Пролетели… Не очень-то пролетели… Пролетели — это когда нечего вспомнить, когда все ровное, тусклое, как длинный коридор в каком-нибудь казенном учреждении, где от начала до конца — никого и ничего, одни таблички на плотно запертых дерматиновых дверях… Конечно, ничего такого сверх необычного в его жизни не происходило, никаких шекспировских драм и трагедий не было, слава Богу, обошлось без них, все было, в общем-то, как и у других, по крайней мере у большинства других. Но разве события человеческие — это обязательно война, пожар, землетрясение, чума, голод, гибель в автокатастрофе, тюрьма, эшафот?

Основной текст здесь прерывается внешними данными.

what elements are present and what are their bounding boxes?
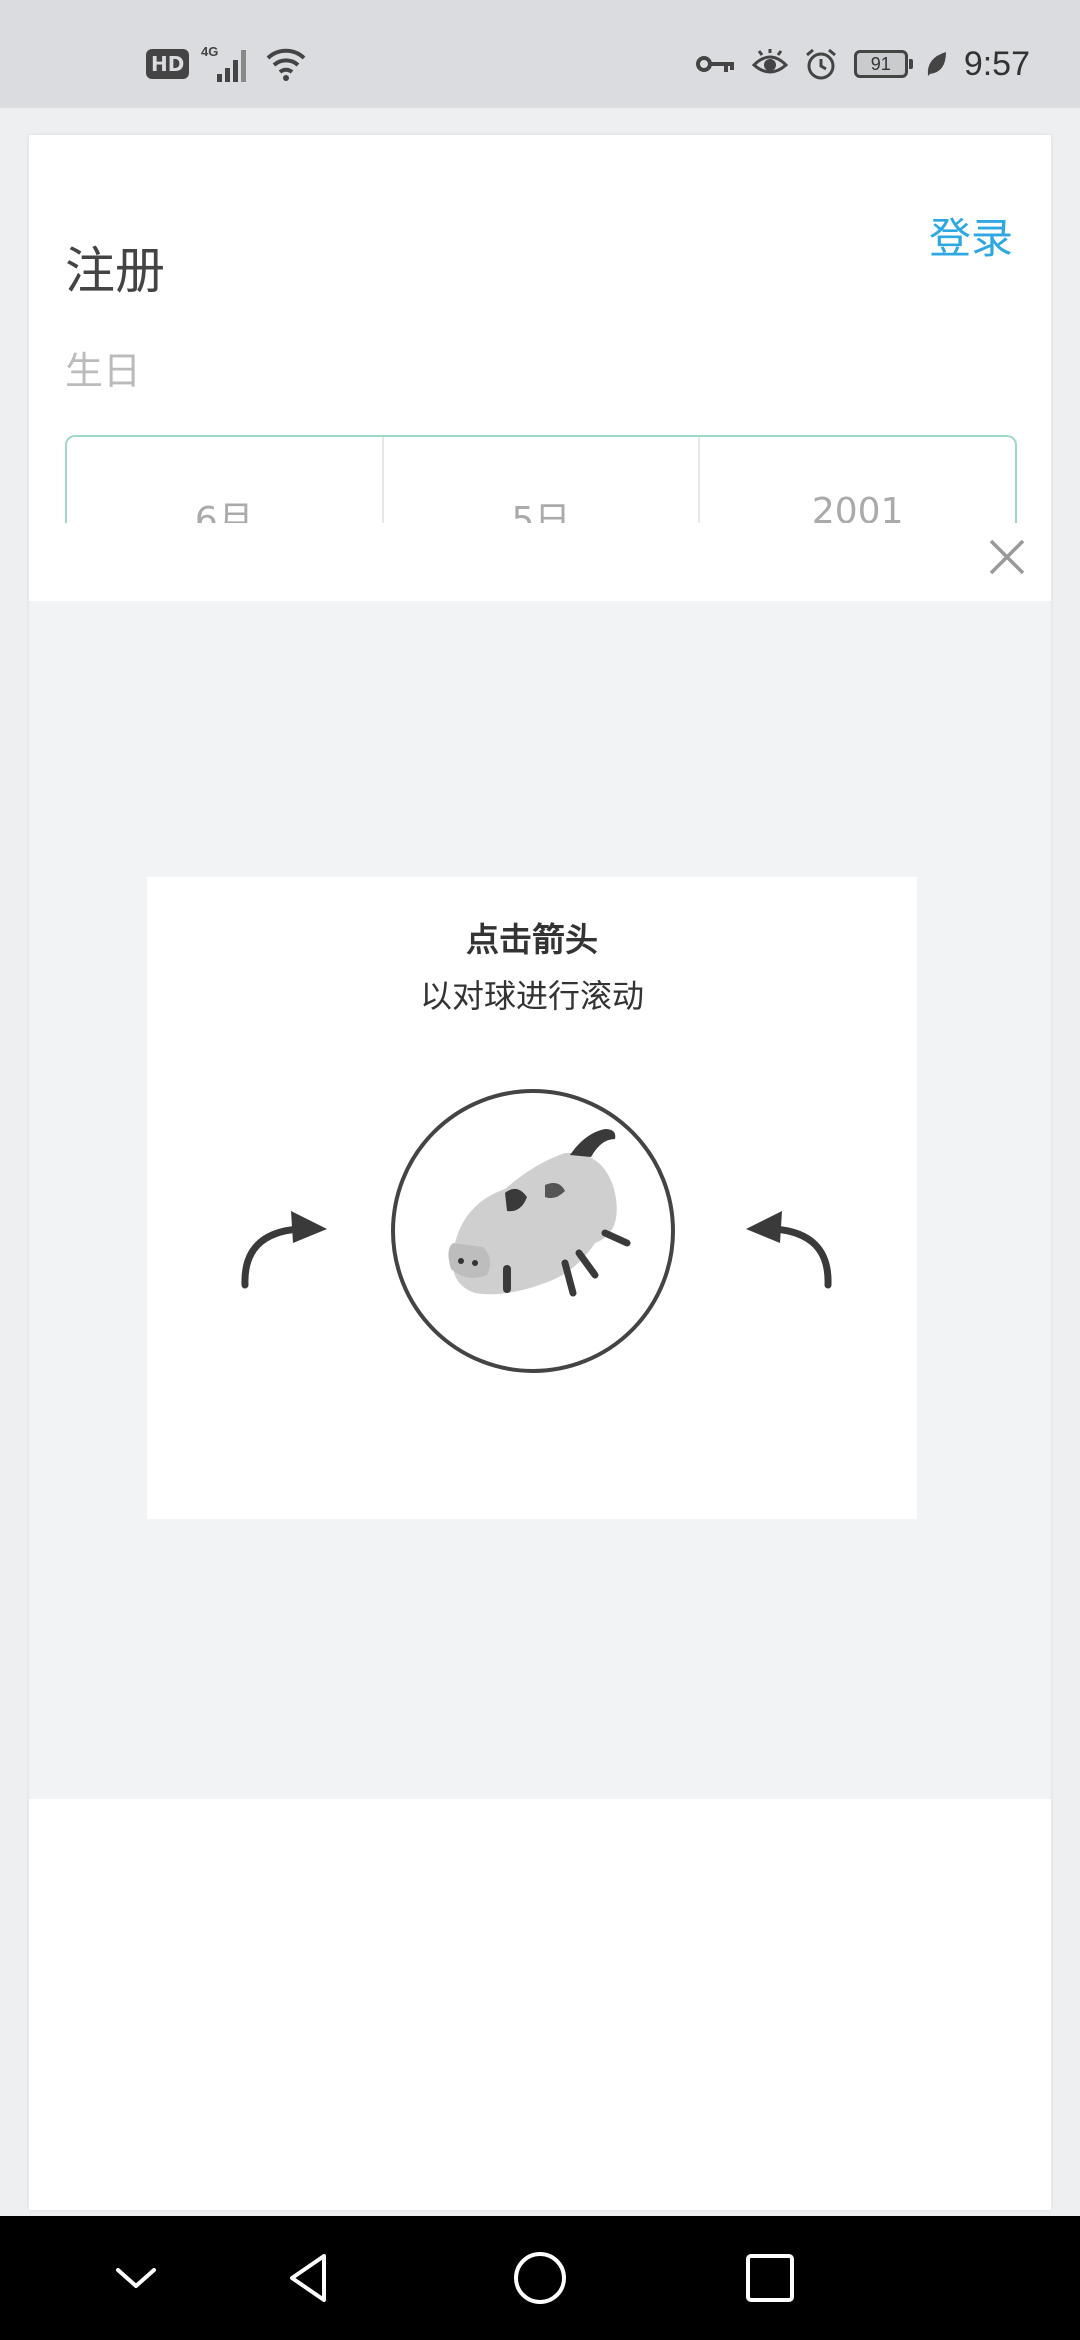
network-type: 4G: [201, 44, 218, 59]
month-value: 6月: [194, 500, 254, 527]
birthday-date-picker[interactable]: 6月 5日 2001: [65, 435, 1017, 527]
signal-icon: 4G: [201, 44, 247, 82]
clock: 9:57: [963, 44, 1030, 83]
captcha-title: 点击箭头: [466, 920, 598, 959]
birthday-label: 生日: [65, 349, 142, 393]
wifi-icon: [266, 48, 306, 81]
day-column[interactable]: 5日: [384, 437, 701, 527]
alarm-icon: [805, 48, 836, 80]
status-bar: HD 4G 91 9:57: [0, 0, 1080, 108]
captcha-footer: [29, 1799, 1051, 2209]
cat-image: [448, 1129, 631, 1297]
key-icon: [695, 56, 734, 72]
captcha-challenge: 点击箭头 以对球进行滚动: [147, 877, 917, 1519]
hd-icon: HD: [146, 49, 190, 79]
navigation-bar: [0, 2216, 1080, 2340]
close-icon[interactable]: [985, 535, 1029, 579]
captcha-ball: [391, 1089, 675, 1373]
captcha-header: [29, 523, 1051, 601]
status-right: 91 9:57: [695, 40, 1030, 88]
back-icon[interactable]: [278, 2246, 342, 2310]
year-column[interactable]: 2001: [700, 437, 1015, 527]
leaf-icon: [927, 52, 946, 76]
battery-icon: 91: [853, 50, 913, 78]
captcha-subtitle: 以对球进行滚动: [419, 977, 644, 1015]
status-left: HD 4G: [146, 44, 307, 84]
rotate-right-icon[interactable]: [734, 1205, 836, 1291]
day-value: 5日: [511, 500, 571, 527]
login-link[interactable]: 登录: [929, 205, 1013, 266]
recents-icon[interactable]: [738, 2246, 802, 2310]
home-icon[interactable]: [508, 2246, 572, 2310]
collapse-icon[interactable]: [104, 2246, 168, 2310]
year-value: 2001: [811, 491, 904, 527]
month-column[interactable]: 6月: [67, 437, 384, 527]
eye-icon: [751, 49, 788, 74]
rotate-left-icon[interactable]: [237, 1205, 339, 1291]
page-title: 注册: [65, 242, 165, 300]
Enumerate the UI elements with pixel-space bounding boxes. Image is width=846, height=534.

Нет, это удел немногих, во всяком случае — далеко не всех, большинство же рождается и умирает в своей постели, но и им тем не менее приходится испытать в своей жизни все: радость, боль, горечь утрат, как бы они ни были на поверхностный взгляд — но только на поверхностный взгляд — неинтересны и мелки. И дело здесь не в мере, потому что общей меры здесь нет, не было и никогда не будет, а в том, что каждому из нас есть за что благодарить судьбу и каждому есть за что ее проклинать… Что-то же придавило ему плечи, согнуло спину к пятидесяти годам, откуда-то возникла эта лысина, этот тик под глазом, который ему иногда не удается унять по целым дням, эти частые головные боли по вечерам, а иногда и по утрам, особенно если меняется погода или если ночью не спалось… Многого ведь не надо, хватит и того, что было… Да-да, того, что было… И его, и того, что есть…

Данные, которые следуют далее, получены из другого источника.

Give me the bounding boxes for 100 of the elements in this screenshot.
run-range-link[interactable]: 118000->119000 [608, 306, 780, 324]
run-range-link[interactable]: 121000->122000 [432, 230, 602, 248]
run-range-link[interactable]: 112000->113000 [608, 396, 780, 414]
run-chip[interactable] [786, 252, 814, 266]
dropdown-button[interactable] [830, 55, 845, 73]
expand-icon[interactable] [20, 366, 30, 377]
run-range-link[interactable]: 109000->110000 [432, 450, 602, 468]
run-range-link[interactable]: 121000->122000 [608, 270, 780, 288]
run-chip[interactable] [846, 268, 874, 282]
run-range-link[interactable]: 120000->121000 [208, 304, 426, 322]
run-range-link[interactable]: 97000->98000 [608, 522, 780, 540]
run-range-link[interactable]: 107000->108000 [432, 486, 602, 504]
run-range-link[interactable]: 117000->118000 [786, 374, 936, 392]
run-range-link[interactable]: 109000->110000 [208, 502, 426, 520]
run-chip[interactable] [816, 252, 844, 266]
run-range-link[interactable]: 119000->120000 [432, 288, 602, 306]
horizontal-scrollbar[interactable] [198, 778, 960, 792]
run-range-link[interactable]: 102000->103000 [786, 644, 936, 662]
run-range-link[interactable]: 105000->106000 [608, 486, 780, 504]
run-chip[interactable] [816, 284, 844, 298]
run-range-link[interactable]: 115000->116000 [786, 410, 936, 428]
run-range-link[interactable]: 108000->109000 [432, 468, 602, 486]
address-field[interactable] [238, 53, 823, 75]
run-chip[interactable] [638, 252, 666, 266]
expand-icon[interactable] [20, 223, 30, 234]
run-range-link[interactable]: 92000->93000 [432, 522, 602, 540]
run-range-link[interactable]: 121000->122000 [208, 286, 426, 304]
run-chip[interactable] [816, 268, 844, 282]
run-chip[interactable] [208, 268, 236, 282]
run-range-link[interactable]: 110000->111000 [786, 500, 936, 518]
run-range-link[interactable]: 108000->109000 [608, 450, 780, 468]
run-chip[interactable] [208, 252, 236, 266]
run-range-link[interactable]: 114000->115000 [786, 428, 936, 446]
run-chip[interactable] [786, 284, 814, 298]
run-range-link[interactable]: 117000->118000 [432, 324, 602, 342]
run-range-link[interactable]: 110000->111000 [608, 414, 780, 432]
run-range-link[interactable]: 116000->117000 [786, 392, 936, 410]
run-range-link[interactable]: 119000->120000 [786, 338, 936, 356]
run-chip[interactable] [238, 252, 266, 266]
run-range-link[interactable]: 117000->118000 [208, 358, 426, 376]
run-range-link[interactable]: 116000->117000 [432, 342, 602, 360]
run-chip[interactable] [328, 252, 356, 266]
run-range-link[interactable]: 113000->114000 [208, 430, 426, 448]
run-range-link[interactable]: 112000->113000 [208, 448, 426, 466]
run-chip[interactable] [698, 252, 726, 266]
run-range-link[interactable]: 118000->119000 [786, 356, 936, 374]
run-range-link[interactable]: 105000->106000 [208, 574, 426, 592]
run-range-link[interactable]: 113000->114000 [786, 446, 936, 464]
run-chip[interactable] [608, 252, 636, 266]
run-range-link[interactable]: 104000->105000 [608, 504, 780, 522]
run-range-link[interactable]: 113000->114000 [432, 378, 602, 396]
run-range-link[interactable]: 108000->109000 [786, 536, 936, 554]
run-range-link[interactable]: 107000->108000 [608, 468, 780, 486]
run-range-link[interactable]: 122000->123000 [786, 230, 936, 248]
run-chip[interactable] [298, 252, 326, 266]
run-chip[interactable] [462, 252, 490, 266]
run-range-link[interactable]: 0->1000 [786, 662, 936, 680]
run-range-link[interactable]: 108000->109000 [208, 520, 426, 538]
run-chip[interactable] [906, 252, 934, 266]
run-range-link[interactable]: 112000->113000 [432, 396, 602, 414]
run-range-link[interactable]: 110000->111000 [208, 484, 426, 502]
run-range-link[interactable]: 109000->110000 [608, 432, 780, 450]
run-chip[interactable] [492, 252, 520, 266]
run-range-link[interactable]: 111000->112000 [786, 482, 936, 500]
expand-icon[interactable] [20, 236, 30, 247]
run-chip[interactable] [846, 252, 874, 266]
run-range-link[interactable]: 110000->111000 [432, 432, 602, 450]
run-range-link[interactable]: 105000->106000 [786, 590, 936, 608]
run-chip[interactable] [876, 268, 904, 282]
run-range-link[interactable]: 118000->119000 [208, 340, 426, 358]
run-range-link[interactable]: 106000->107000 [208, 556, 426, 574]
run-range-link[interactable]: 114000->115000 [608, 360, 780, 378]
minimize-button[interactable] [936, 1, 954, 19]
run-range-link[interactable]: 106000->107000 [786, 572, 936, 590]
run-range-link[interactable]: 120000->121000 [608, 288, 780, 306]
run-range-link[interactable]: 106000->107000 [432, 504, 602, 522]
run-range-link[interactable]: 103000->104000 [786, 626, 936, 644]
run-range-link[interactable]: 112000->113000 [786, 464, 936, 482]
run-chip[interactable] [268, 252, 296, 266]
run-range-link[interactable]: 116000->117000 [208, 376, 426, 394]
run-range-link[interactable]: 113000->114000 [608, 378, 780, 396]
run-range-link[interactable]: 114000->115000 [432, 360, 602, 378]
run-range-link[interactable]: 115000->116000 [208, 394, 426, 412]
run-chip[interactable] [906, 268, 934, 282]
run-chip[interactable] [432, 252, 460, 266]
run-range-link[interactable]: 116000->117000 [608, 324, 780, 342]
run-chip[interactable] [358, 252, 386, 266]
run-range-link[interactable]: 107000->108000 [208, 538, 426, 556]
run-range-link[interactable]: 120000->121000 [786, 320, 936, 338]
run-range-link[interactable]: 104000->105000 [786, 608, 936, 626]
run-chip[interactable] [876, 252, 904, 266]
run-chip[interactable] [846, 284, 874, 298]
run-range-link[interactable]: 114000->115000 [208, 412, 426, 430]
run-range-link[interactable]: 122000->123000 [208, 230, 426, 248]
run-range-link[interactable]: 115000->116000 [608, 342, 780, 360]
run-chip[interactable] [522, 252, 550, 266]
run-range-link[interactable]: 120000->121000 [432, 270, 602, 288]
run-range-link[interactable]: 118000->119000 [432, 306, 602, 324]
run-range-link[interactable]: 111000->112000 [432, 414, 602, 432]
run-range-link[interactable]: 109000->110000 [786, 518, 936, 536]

Сейчас, оглядываясь назад, он понимал, что Леля, женитьба на Татьяне, поступление в аспирантуру — это все было по существу еще детство, милый, легкий туман поутру, поток событий, в котором он играл какую-то подчиненную, даже скорее какую-то созерцательную роль, будто бы все это было даже и не с ним: появилась одна — потом исчезла, появилась другая — и осталась, предложили аспирантуру — тоже особенно много думать не нужно было, кто же когда отказывается от того, что само собой в руки идет? Нет, это выбирал не он, это жизнь выбирала за него, а он лишь принимал ее выбор: так — значит, так, иначе, наверное, и не могло быть, ты можешь радоваться, можешь печалиться, это твое дело, но тебя, в сущности, никто ни о чем не спрашивал и не спрашивает, и от тебя здесь не зависит ничего или почти ничего… Что и говорить: жил как во сне…

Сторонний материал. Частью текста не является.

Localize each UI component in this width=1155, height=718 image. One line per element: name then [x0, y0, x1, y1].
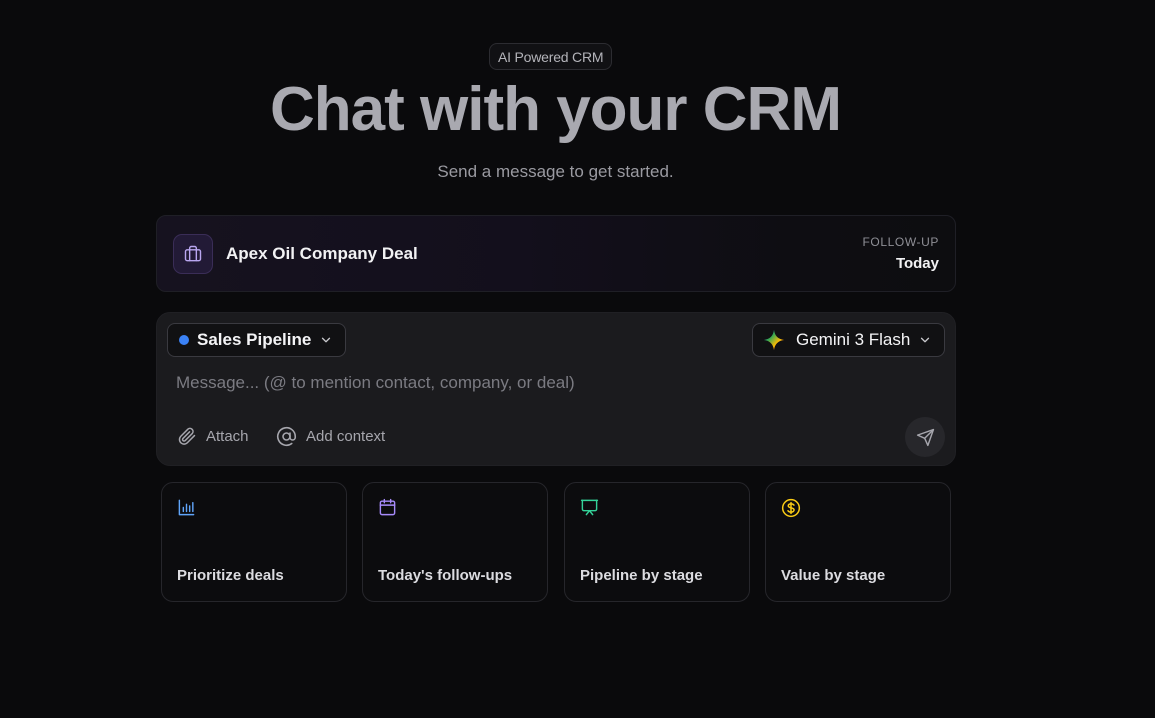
suggestion-label: Today's follow-ups — [378, 567, 513, 584]
ai-powered-badge: AI Powered CRM — [489, 43, 613, 70]
deal-card[interactable]: Apex Oil Company Deal FOLLOW-UP Today — [156, 215, 956, 292]
presentation-icon — [580, 498, 599, 517]
deal-name: Apex Oil Company Deal — [226, 243, 418, 263]
gemini-sparkle-icon — [763, 329, 785, 351]
chevron-down-icon — [319, 333, 333, 347]
suggestion-label: Value by stage — [781, 567, 886, 584]
add-context-label: Add context — [306, 428, 386, 445]
suggestion-label: Prioritize deals — [177, 567, 284, 584]
page-title: Chat with your CRM — [270, 75, 842, 144]
followup-label: FOLLOW-UP — [862, 235, 939, 249]
pipeline-status-dot — [179, 335, 189, 345]
calendar-icon — [378, 498, 397, 517]
attach-label: Attach — [206, 427, 249, 445]
attach-button[interactable]: Attach — [177, 426, 249, 446]
suggestion-label: Pipeline by stage — [580, 567, 703, 584]
followup-info: FOLLOW-UP Today — [862, 235, 939, 272]
followup-value: Today — [895, 255, 939, 272]
pipeline-select-label: Sales Pipeline — [197, 330, 312, 349]
crm-chat-page: AI Powered CRM Chat with your CRM Send a… — [0, 0, 1155, 718]
message-input[interactable] — [176, 371, 916, 395]
send-button[interactable] — [905, 417, 945, 457]
briefcase-icon — [173, 233, 213, 274]
chevron-down-icon — [918, 333, 932, 347]
model-select-label: Gemini 3 Flash — [796, 330, 911, 349]
model-select[interactable]: Gemini 3 Flash — [752, 323, 945, 357]
suggestion-prioritize-deals[interactable]: Prioritize deals — [161, 482, 347, 602]
suggestion-todays-follow-ups[interactable]: Today's follow-ups — [362, 482, 548, 602]
paperclip-icon — [178, 427, 196, 445]
add-context-button[interactable]: Add context — [276, 426, 385, 447]
suggestion-value-by-stage[interactable]: Value by stage — [765, 482, 951, 602]
suggestion-pipeline-by-stage[interactable]: Pipeline by stage — [564, 482, 750, 602]
dollar-coin-icon — [781, 498, 801, 518]
pipeline-select[interactable]: Sales Pipeline — [167, 323, 346, 357]
send-icon — [916, 428, 934, 446]
bar-chart-icon — [177, 498, 196, 517]
at-sign-icon — [276, 426, 297, 446]
page-subtitle: Send a message to get started. — [437, 162, 674, 181]
message-composer: Sales Pipeline Gemini 3 Flash Message...… — [156, 312, 956, 466]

Но, конечно, долго так продолжаться не могло. Жизнь есть жизнь, и первый свой сознательный (и надо сказать, весьма недвусмысленный) выбор ему пришлось сделать довольно скоро — на втором году аспирантуры, когда, сдав кандидатские экзамены, он только-только всерьез приступил к работе над своей диссертацией — о системе формирования кадров провинциального чиновничества в Китае в XIV–XVII веках, в эпоху династии Мин… И может быть… И может быть, это-то и был единственный по-настоящему серьезный выбор за всю его жизнь… От него-то все потом и пошло…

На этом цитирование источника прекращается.